Luke 14
v.5
Then he asked them, “If one of you has a son or an ox that falls into a well on the Sabbath day, will you not immediately pull him out?”
So illustrative of the Father’s heart. God is good. He does not take delight in our suffering for he longs to enjoin us to Himself in the age to come.
v.26
“If anyone comes to me and does not hate his father and mother, his wife and children, his brothers and sisters—yes, even his own life—he cannot be my disciple.”
“Hate” (v.26; GK 3631) is not an absolute but a relative term. To neglect social customs pertaining to family loyalties would probably have been interpreted as hate. Jesus is not contravening the commandment to honor one’s father and mother. It is important to understand the ancient Near Eastern expression without blunting its force.

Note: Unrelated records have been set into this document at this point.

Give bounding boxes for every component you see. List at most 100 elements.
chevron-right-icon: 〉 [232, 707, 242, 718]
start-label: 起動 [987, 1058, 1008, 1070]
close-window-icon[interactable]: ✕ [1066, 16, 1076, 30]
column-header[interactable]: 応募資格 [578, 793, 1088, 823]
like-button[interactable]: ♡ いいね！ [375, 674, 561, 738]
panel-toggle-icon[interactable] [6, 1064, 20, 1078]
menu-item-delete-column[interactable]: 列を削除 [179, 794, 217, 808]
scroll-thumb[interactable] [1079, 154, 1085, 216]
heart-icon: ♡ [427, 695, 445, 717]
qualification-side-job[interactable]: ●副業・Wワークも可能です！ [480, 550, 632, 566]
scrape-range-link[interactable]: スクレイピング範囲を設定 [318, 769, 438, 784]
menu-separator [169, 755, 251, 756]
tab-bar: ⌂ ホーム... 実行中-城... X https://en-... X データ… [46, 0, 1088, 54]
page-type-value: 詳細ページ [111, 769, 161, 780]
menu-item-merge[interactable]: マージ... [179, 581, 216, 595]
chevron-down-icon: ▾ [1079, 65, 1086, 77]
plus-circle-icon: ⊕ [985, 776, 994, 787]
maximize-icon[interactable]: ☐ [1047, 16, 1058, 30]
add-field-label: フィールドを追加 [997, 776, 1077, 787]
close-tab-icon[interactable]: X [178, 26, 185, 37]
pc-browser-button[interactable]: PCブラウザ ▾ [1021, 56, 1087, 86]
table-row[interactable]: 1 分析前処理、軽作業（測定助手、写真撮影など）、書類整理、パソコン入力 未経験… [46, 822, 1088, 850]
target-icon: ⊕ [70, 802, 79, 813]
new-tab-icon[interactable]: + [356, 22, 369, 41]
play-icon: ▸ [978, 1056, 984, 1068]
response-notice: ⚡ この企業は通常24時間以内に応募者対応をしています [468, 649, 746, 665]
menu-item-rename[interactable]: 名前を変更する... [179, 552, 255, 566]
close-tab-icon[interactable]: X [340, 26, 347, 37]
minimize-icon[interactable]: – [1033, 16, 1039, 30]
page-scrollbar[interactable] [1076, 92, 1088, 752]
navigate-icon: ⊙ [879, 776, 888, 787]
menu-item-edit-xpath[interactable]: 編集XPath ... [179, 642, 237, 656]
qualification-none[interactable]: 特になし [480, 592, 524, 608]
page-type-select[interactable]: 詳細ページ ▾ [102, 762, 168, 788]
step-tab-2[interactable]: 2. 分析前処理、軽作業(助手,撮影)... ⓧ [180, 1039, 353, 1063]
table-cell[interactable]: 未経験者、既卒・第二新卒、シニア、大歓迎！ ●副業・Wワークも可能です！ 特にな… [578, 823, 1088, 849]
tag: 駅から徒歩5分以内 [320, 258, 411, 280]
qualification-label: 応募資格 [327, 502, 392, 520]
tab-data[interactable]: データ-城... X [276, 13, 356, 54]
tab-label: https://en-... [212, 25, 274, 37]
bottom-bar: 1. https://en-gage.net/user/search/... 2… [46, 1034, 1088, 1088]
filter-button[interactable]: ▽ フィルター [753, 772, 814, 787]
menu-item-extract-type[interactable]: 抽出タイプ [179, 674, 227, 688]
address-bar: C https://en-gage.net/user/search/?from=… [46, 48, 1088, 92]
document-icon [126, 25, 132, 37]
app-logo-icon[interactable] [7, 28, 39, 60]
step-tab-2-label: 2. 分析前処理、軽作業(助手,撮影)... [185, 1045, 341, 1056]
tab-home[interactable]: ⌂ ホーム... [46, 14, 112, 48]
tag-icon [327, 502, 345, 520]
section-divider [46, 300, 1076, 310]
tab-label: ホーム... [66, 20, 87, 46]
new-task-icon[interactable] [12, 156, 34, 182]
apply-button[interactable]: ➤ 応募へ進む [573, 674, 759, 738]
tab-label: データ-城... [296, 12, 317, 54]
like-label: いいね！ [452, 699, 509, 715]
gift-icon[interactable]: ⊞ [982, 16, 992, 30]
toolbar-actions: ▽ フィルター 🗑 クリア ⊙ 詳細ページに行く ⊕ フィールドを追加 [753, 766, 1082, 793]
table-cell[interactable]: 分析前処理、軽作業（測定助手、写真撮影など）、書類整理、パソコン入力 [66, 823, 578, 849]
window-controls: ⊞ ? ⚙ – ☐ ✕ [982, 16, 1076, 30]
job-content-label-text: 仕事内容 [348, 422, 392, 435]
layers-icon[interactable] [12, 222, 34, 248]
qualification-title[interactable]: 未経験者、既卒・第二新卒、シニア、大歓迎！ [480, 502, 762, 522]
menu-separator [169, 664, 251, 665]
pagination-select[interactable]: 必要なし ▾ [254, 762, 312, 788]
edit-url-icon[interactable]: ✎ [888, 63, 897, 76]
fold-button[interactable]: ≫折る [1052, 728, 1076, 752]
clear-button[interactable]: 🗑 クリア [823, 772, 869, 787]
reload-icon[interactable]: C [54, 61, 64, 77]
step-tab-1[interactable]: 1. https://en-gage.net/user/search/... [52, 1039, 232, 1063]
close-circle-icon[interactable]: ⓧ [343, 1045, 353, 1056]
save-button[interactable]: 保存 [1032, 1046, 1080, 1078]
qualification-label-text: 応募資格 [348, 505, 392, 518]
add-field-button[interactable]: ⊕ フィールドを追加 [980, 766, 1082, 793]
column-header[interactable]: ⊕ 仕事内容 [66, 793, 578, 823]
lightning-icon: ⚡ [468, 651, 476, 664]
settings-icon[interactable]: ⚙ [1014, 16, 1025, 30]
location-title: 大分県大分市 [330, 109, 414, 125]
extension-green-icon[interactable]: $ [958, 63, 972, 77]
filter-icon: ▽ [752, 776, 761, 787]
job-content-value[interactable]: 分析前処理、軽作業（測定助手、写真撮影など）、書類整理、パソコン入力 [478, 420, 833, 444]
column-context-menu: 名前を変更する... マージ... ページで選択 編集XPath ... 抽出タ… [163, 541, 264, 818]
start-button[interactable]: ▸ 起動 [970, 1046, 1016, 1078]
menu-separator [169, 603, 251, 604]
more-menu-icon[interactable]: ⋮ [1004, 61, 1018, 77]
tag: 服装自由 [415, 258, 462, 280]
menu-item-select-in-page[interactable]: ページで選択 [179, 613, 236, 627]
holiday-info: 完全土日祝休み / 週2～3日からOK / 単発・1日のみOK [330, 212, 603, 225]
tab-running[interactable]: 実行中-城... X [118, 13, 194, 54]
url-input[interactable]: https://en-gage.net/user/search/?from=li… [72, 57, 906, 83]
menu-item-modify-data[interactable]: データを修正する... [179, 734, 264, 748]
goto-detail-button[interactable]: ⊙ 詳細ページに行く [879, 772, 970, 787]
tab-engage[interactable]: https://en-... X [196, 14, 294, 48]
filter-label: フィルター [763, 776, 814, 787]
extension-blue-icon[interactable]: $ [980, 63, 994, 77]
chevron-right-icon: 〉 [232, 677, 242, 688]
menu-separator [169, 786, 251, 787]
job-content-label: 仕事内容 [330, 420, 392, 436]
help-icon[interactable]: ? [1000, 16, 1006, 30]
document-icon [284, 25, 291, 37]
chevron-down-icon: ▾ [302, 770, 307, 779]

“Hate” could function as a hyperbolic, Semitic way of saying “love less” (Mt 10:37), but this point hardly diminishes the offensiveness of this saying in a society where honor of parents was considered virtually the highest obligation and one’s family was usually one’s greatest joy. Teachers regularly demanded great respect and affection, but in Jewish tradition only God openly demanded such wholesale devotion as Jesus claims here (Deut 6:4-5).
v.29-30
For if he lays the foundation and is not able to finish it, everyone who sees it will ridicule him, 30saying, ‘This fellow began to build and was not able to finish.‘
v.33
In the same way, any of you who does not give up everything he has cannot be my disciple.